Trams furnished fast, frequent transportation along Ocean Front Walk between Windward Ave. and Pier Ave., and connected with other trams from Pier Ave. to the Santa Monica Pier. This is the rear view of a tram passing the Ocean Park Pier. The fare then was only 5 cents.


Electric trams first started in 1881 in Berlin, as some of these riders probably knew first hand. Come on, cheer up. You’re at the beach, for cryin out loud!


Here we see Tony Kinney, then head of the Kinney Company in the 1920s, paying the “Motormanette,” a real novelty at the time, his 10¢ fare, in front of today’s Gingerbread Court at 517 Ocean Front Walk.


This tram is headed south towards the Ocean Park Bathhouse at Navy Street in the 1930s. The trams were often raced and chased by barefooted boys who sometimes tried to hook rides, hanging onto the back of the tram, of which we can’t quite see in this shot.


During the twenties, there were battery powered trams, but during the 1930s they were replaced by larger, awning-covered side-seating trams powered by four-cylinder Chevrolet engines, similar in design to the Ford Model A engines. This one sits outside the Plunge between Market and Horizon.


As time progressed, so did the fashions of their riders. We can tell that the beach attire is loosening a little, from this photo from the 40s looking north towards the Potter Apartment building, now the Venice Suites location, and the Hotel Waldorf at Westminster Avenue.

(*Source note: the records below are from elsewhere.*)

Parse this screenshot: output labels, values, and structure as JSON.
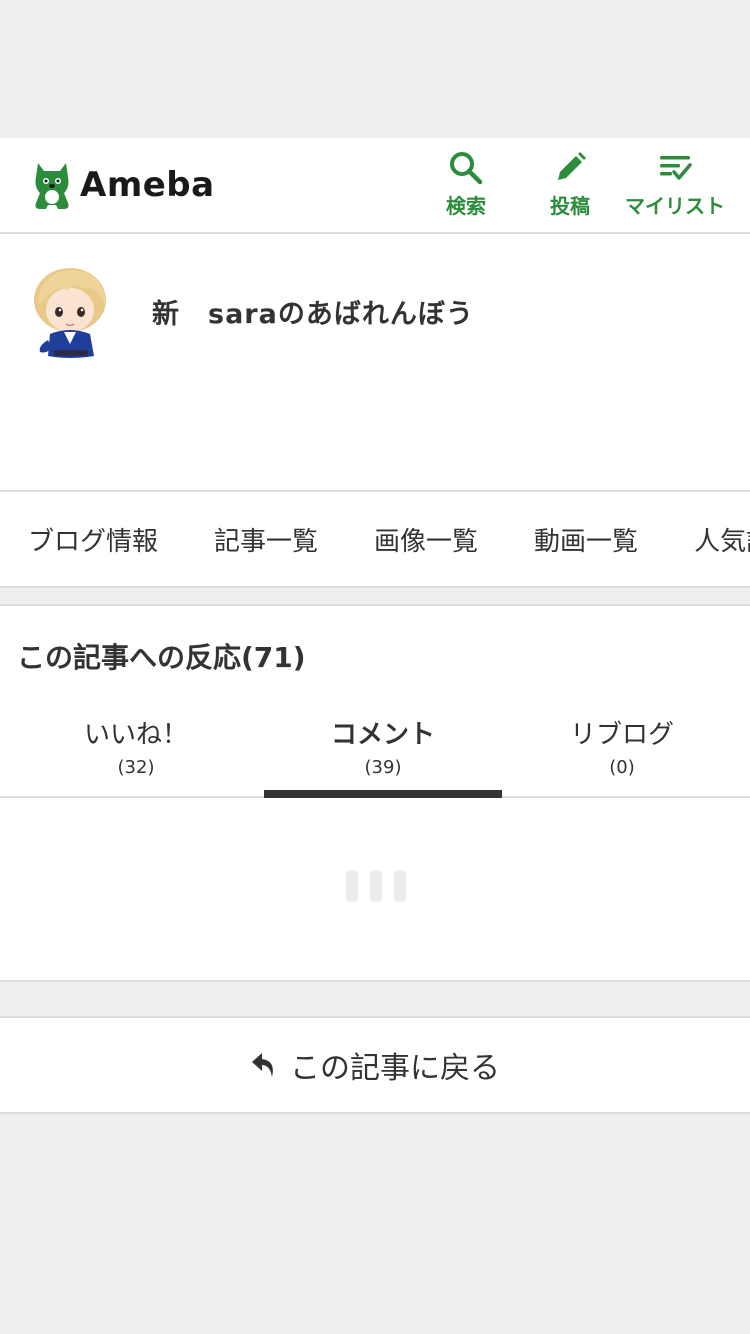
{
  "header": {
    "logo_text": "Ameba",
    "search_label": "検索",
    "post_label": "投稿",
    "mylist_label": "マイリスト",
    "accent_color": "#2d8c3c"
  },
  "profile": {
    "blog_title": "新　saraのあばれんぼう"
  },
  "blog_nav": {
    "items": [
      "ブログ情報",
      "記事一覧",
      "画像一覧",
      "動画一覧",
      "人気記"
    ]
  },
  "reactions": {
    "title": "この記事への反応(71)",
    "tabs": [
      {
        "label": "いいね！",
        "count": "(32)"
      },
      {
        "label": "コメント",
        "count": "(39)"
      },
      {
        "label": "リブログ",
        "count": "(0)"
      }
    ],
    "active_tab": "コメント"
  },
  "back": {
    "label": "この記事に戻る"
  }
}
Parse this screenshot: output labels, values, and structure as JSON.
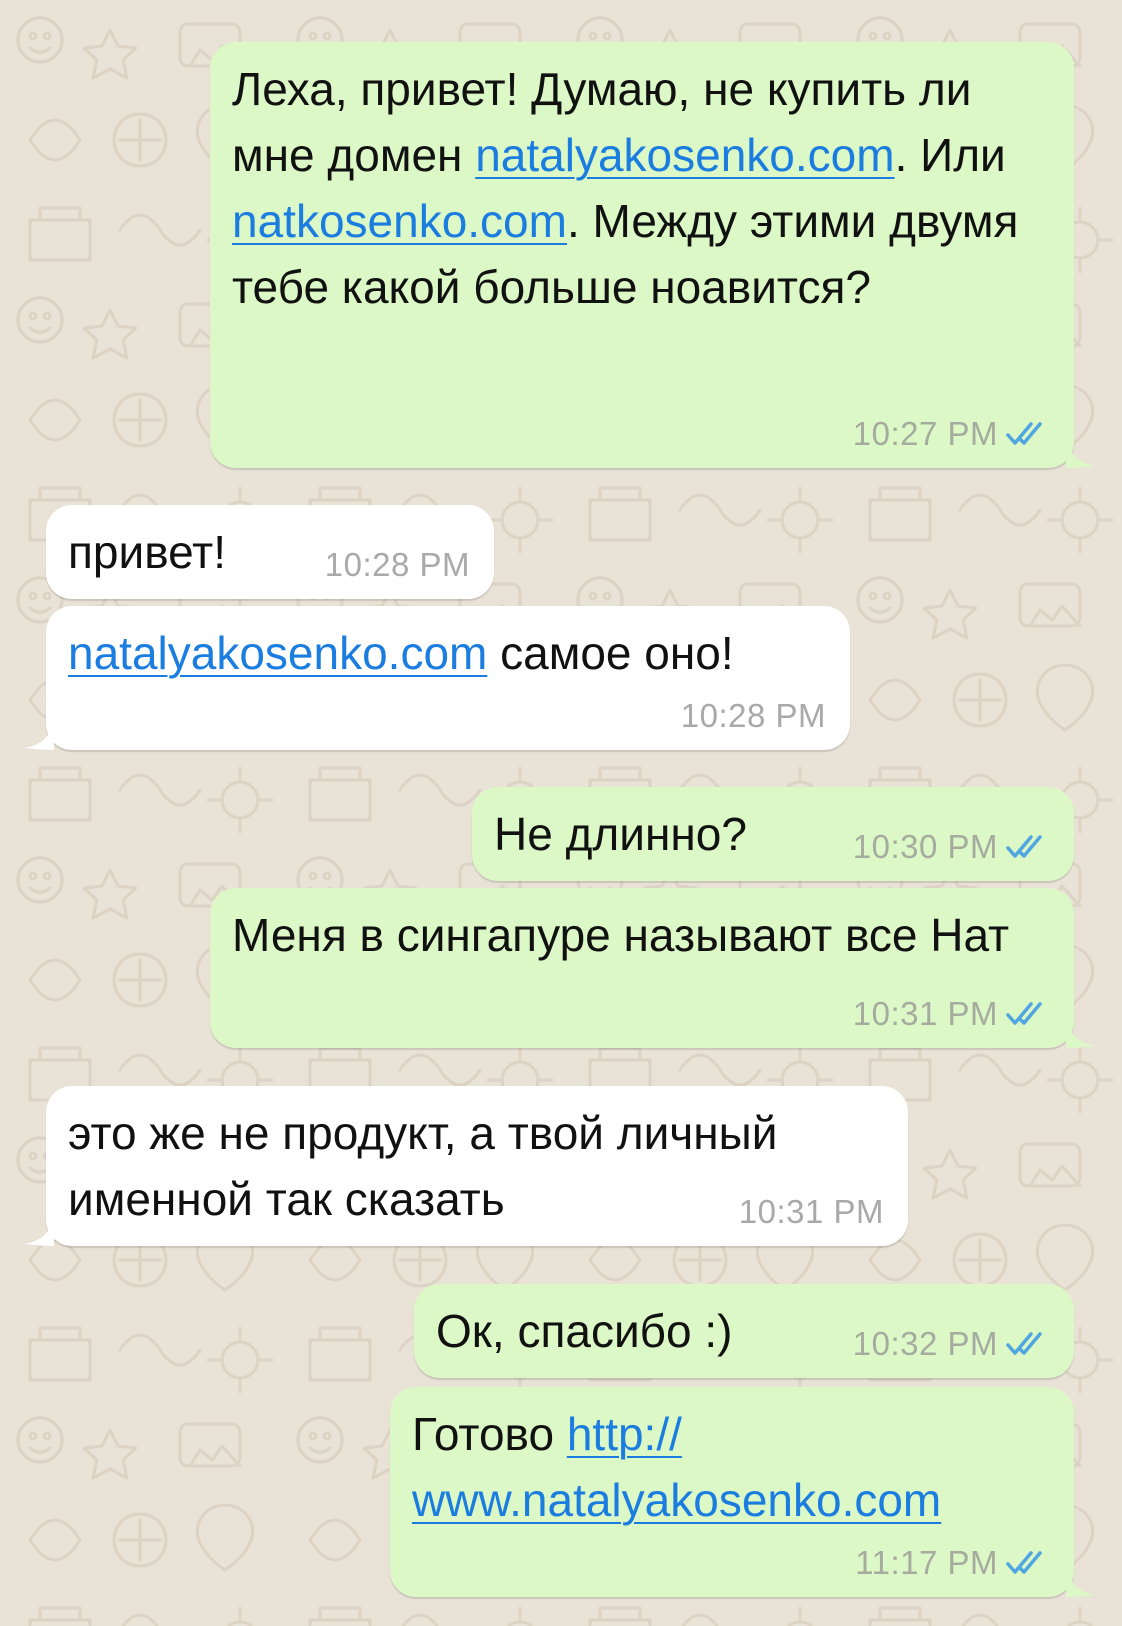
{
  "colors": {
    "background": "#e9e2d6",
    "outgoing_bubble": "#dcf8c6",
    "incoming_bubble": "#ffffff",
    "link": "#1b7de0",
    "read_ticks": "#4fa6e0",
    "timestamp": "#a6ab9f"
  },
  "messages": [
    {
      "direction": "outgoing",
      "text_1": "Леха, привет! Думаю, не купить ли мне домен ",
      "link_1": "natalyakosenko.com",
      "text_2": ". Или ",
      "link_2": "natkosenko.com",
      "text_3": ". Между этими двумя тебе какой больше ноавится?",
      "time": "10:27 PM",
      "status_icon": "double-check-read-icon"
    },
    {
      "direction": "incoming",
      "text": "привет!",
      "time": "10:28 PM"
    },
    {
      "direction": "incoming",
      "link": "natalyakosenko.com",
      "text": " самое оно!",
      "time": "10:28 PM"
    },
    {
      "direction": "outgoing",
      "text": "Не длинно?",
      "time": "10:30 PM",
      "status_icon": "double-check-read-icon"
    },
    {
      "direction": "outgoing",
      "text": "Меня в сингапуре называют все Нат",
      "time": "10:31 PM",
      "status_icon": "double-check-read-icon"
    },
    {
      "direction": "incoming",
      "text": "это же не продукт, а твой личный именной так сказать",
      "time": "10:31 PM"
    },
    {
      "direction": "outgoing",
      "text": "Ок, спасибо :)",
      "time": "10:32 PM",
      "status_icon": "double-check-read-icon"
    },
    {
      "direction": "outgoing",
      "text": "Готово ",
      "link_1": "http://",
      "link_2": "www.natalyakosenko.com",
      "time": "11:17 PM",
      "status_icon": "double-check-read-icon"
    }
  ]
}
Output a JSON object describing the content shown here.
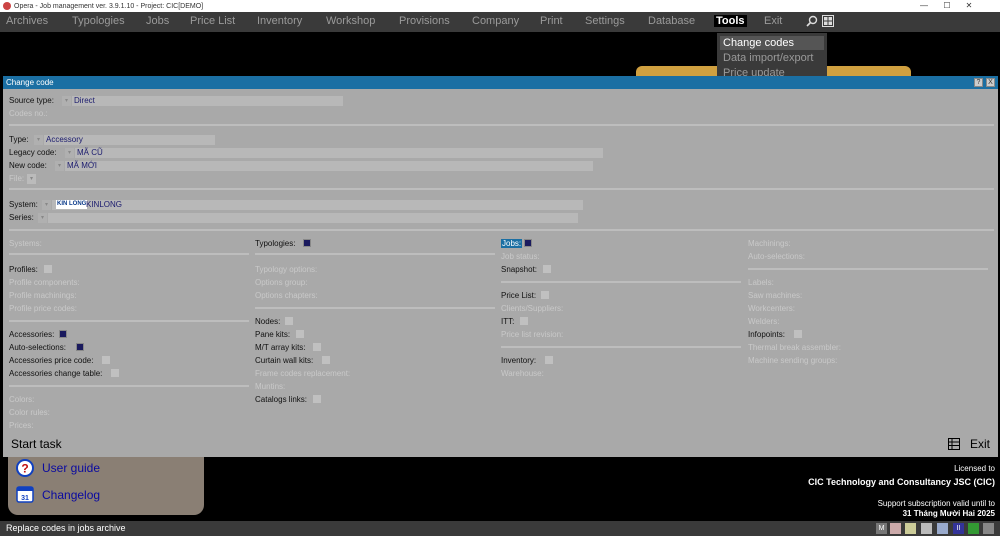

On days of passenger overload, the trams, which were garaged at Brooks Ave. and Speedway, were supplemented by two vans, named "La Paloma," or the dove, and "La Golondrina," the wanderer. I personally dig the guy riding shotgun.


The 1950s found Venice practically turning into a ghost town. This photo of the St. Marks Hotel on the right at Windward Avenue also shows the old Fortune Bridgo parlor, before it became the fabled Gas House beatnik hangout.


You can easily identify the time-frame of this beefed-up tram shot, not by the denizens on the bench at the right, but by the audience on the left. Late 60s, I’d say, as she watches a tram cruise northward past Rose Avenue in front of today’s popular ‘On the Waterfront’ establishment.


Compare this post-1962 “urban renewal” photo with the earlier joy-riding boys card from the 30s, taken in the same spot at Navy Street. It’s evident why the tram service collapsed in the early 1970s - no riders. Just a few years later, the Ocean Front Walk would regain its popularity, due to the opening of the bikepath in 1972 and the renewed interest caused by the outdoor rollerskating craze. Today, on busy weekends, there probably wouldn’t be room enough for a solar-powered tram to operate along the boardwalk, but I for one, would enjoy kicking-back and taking a ride up and down the ocean front, enjoying all the amenities of our hometown of Venice.